Naked: Criterion Collection (Blu-ray)

January 28, 2012 6 Min Read

Review by: Matt Brighton

Plot: What’s it about?

Johnny (David Thewlis) has no home, he has no job, and he has no friends or family. His life is never the same for long, as he wanders the streets, with only his vision. He has had his hopes crushed and his dreams drowned by life before, so now, he lives by his own code. If he wants to have sex, he rapes a woman and if he needs to travel, he steals an automobile. He does both of these deeds before he ventures to London, where he plans to drop in on an old girlfriend. Soon, he strikes up a relationship of sorts with her flatmate Sophie (Katrin Cartlidge). He treats her like she is worthless, screams obscene things at her, and makes it hard for anyone around him to have a moment of peace. He is soon part of a group, some as desolate as himself, others who have been able to pull themselves out of life’s pitfalls. Are Johnny’s ramblings about life the truth, or is he simply unable to cope with what his life has become?

This is a bleak movie. I’ve seen a lot of bleak movies and without question, “Naked” is bleak. In “Naked”, Mike Leigh tosses all film conventions out the window, as he often does. The result is a movie that defies traditional limitations and pushes boundaries, which I think is always welcome.

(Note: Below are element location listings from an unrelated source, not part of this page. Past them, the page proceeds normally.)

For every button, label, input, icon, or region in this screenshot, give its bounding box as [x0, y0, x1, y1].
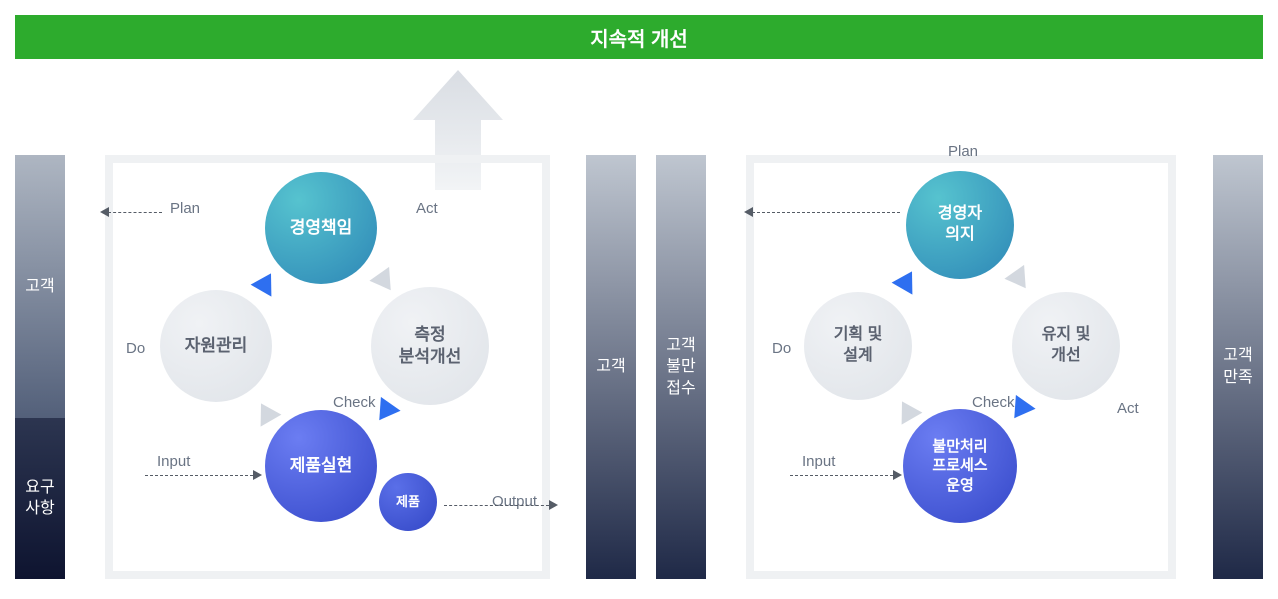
circle-left-product: 제품	[379, 473, 437, 531]
vbar-seg: 고객 불만 접수	[656, 155, 706, 579]
vbar-left1: 고객요구 사항	[15, 155, 65, 579]
dashed-plan-left	[108, 212, 162, 213]
vbar-mid_left: 고객	[586, 155, 636, 579]
vbar-seg: 고객	[586, 155, 636, 579]
label-input-left: Input	[157, 453, 190, 470]
label-do-right: Do	[772, 340, 791, 357]
label-act-left: Act	[416, 200, 438, 217]
label-plan-right: Plan	[948, 143, 978, 160]
label-do-left: Do	[126, 340, 145, 357]
vbar-mid_right: 고객 불만 접수	[656, 155, 706, 579]
label-act-right: Act	[1117, 400, 1139, 417]
label-output-left: Output	[492, 493, 537, 510]
circle-right-right: 유지 및 개선	[1012, 292, 1120, 400]
vbar-seg: 고객 만족	[1213, 155, 1263, 579]
label-check-left: Check	[333, 394, 376, 411]
banner-text: 지속적 개선	[590, 23, 688, 52]
dashed-output-left	[444, 505, 549, 506]
circle-right-top: 경영자 의지	[906, 171, 1014, 279]
arrowhead-input-left	[253, 470, 262, 480]
label-plan-left: Plan	[170, 200, 200, 217]
arrowhead-input-right	[893, 470, 902, 480]
arrowhead-plan-right	[744, 207, 753, 217]
arrowhead-plan-left	[100, 207, 109, 217]
arrowhead-output-left	[549, 500, 558, 510]
label-input-right: Input	[802, 453, 835, 470]
banner-continuous-improvement: 지속적 개선	[15, 15, 1263, 59]
vbar-seg: 요구 사항	[15, 418, 65, 579]
circle-left-bottom: 제품실현	[265, 410, 377, 522]
circle-right-bottom: 불만처리 프로세스 운영	[903, 409, 1017, 523]
vbar-seg: 고객	[15, 155, 65, 418]
dashed-plan-right	[752, 212, 900, 213]
circle-left-left: 자원관리	[160, 290, 272, 402]
dashed-input-right	[790, 475, 893, 476]
circle-right-left: 기획 및 설계	[804, 292, 912, 400]
circle-left-right: 측정 분석개선	[371, 287, 489, 405]
dashed-input-left	[145, 475, 253, 476]
circle-left-top: 경영책임	[265, 172, 377, 284]
vbar-right1: 고객 만족	[1213, 155, 1263, 579]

That does mean that narrative is off kilter, there is barely a storyline at all, in fact. Instead, we simply watch a few lives intertwine back and forth, without much plot movement. So if you need a story that well, tells a real story, then you won’t like “Naked”, as it just presents us with the characters and their lives. The subject matter is dark, very dark at times, but this is realistic, as life isn’t all bright sunshine. I do think “Naked” is a good movie, but by the same token, I wouldn’t want to watch it on a regular basis. That being said, even with Criterion’s wonderful release, “Naked” is more of a rental than a purchase. I know when we hear rental we think the film is mediocre, but in this case, for most people, once will be enough, even as good as “Naked” is.

Video: How does it look?

Criterion always takes pride in their films and “”Naked”” is certainly no exception. They did a fine job with the standard DVD release a few years back and they’ve upped the ante with their inaugural Blu-ray offering. The 1.85:1 AVC HD transfer looks as good as you might imagine. Granted, the movie is nearly twenty years old and this wasn’t a hatchling of a major studio so there is some grain evident in some, ok all, of the scenes. The black levels are mostly on target, though a tad inconsistent at times though contrast looks right on the mark. For those that have never seen the film, it does have a certain unique look to it – no doubt about it. Criterion has done their usual top notch job in regards to the transfer and that’s all we can ask for.

Audio: How does it sound?

Adding to the visuals, there’s also a new DTS HD Master Audio soundtrack that adds a depth to the film. The previous standard DVD did sound ok, but I felt it bit flat at times which somewhat dated the movie. This new mix does add some depth to the movie and it does bring out the sound in Dickson’s magnificent score. Dialogue is spot on with no loss or distortion. This seems to have just the right amount of added sound to make the movie feel more natural, without overdoing it.

Supplements: What are the extras?

Fortunately (or unfortunately, depending on your point of view) we don’t get any new supplements with this Blu-ray release. All of the extras from the previous standard DVD have been ported over here. Ported over from Criterion’s laserdisc, the audio commentary track with director Mike Leigh and stars David Thewlis and Katrin Cartlidge is a real treat. Leigh goes into great depth about his technique on the film, especially how he wanted to develop the characters. The actors discuss Leigh’s on set methods also, which provides a different perspective. I enjoyed how much time was spent on the process of improvisation, then how that improvised material evolved on screen. This release also includes two interviews with Leigh, the director’s short film “The Short and Curlies”, and the film’s theatrical trailer.